Compassion is a collective effort
September 7, 2019
Mutual respect is one of the most basic foundations for any healthy, productive relationship, and Wilson seems to be missing it. We as students have a knack for getting under teachers’ skin, and teachers have a knack for calling kids out in embarrassingly public corrective endeavors. Things like these create an environment that’s difficult to learn in.
Wilson is like any high school—we have lots of different people in our midst, with unique life experiences and personalities. This can and has given way to misunderstandings and interactions that turn sour because we don’t understand each other or even want to try. That’s why we need to make the attempt, and to try to respect each other.
Yes, we’re kids. Yes, we shouldn’t have to bear the responsibility of maintaining the peace and order of our classrooms and halls. But we also shouldn’t be the reason they’re disorderly in the first place. Teachers don’t deserve to be treated badly because they’re just people trying to do their jobs and give us an education with whatever limited resources DCPS provides them. We need them in order to understand the basics of our society and achieve goals, such as pursuing higher education. It’s not fair of us to antagonize them or disrespect them because of whatever differences or misunderstandings we might have.
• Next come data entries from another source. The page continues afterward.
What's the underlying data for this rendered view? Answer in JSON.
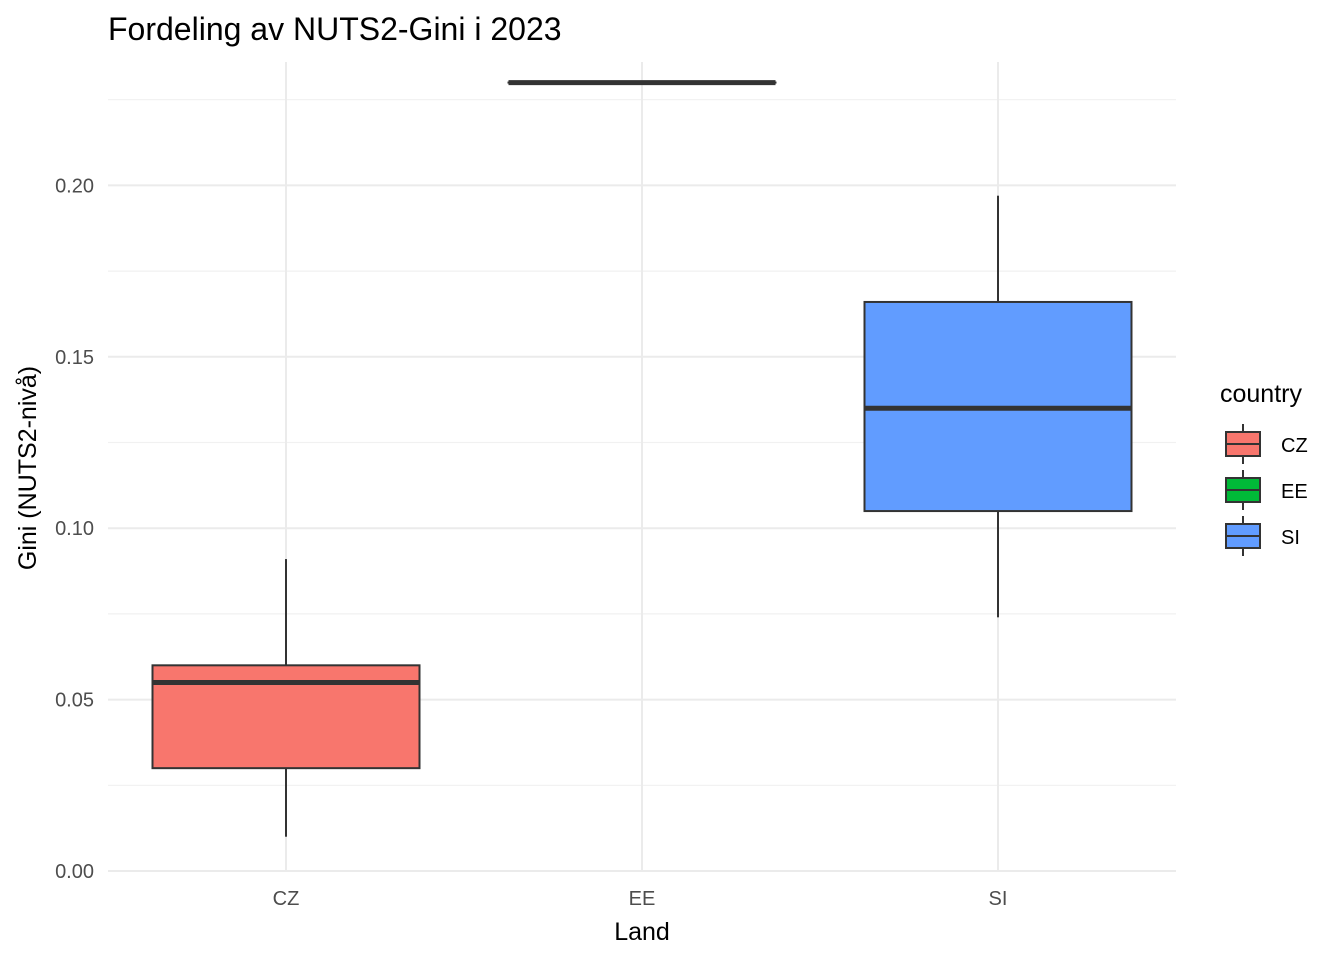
{
  "chart_data": {
    "type": "boxplot",
    "title": "Fordeling av NUTS2-Gini i 2023",
    "xlabel": "Land",
    "ylabel": "Gini (NUTS2-nivå)",
    "ylim": [
      0,
      0.236
    ],
    "yticks": [
      0.0,
      0.05,
      0.1,
      0.15,
      0.2
    ],
    "ytick_labels": [
      "0.00",
      "0.05",
      "0.10",
      "0.15",
      "0.20"
    ],
    "categories": [
      "CZ",
      "EE",
      "SI"
    ],
    "legend": {
      "title": "country",
      "entries": [
        "CZ",
        "EE",
        "SI"
      ],
      "placement": "right"
    },
    "series": [
      {
        "name": "CZ",
        "color": "#F8766D",
        "min": 0.01,
        "q1": 0.03,
        "median": 0.055,
        "q3": 0.06,
        "max": 0.091
      },
      {
        "name": "EE",
        "color": "#00BA38",
        "min": 0.23,
        "q1": 0.23,
        "median": 0.23,
        "q3": 0.23,
        "max": 0.23
      },
      {
        "name": "SI",
        "color": "#619CFF",
        "min": 0.074,
        "q1": 0.105,
        "median": 0.135,
        "q3": 0.166,
        "max": 0.197
      }
    ],
    "grid": true
  }
}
Teachers have lives as well, and it behooves us to recognize that. They aren’t mindless automatons, spewing information on a daily basis. Their problems are just as important as ours.
We also can’t forget that mutual respect is, as the name suggests, a two-way street. Students constantly being kind and understanding towards teachers is not how we can change the culture of blatant disrespect at Wilson, because as long as one party is receiving negativity the other will meet it with the same.
Ergo, this is a plea for teachers to also be more understanding. In an age where so many things can be affecting students, where laziness and lack of motivation could be covert depression, and lack of participation could be covert anxiety, I ask that you are patient and help us on our journey to adulthood rather than making it more arduous.
If we disrespect you, it could be that we don’t have the tools to handle our emotions as we should, but it’s rarely out of the intent to hurt you. And if you disrespect us, it could be due to something similar. The difference is that our brains are still developing, and we’re learning how to be a functioning member of our society. You are supposed to be teaching us to do this. Help us understand that the jokes and distractions at your expense aren’t worth the short-term laughs we’ll receive and that our behavior will drive people away if we continue using others at our expense.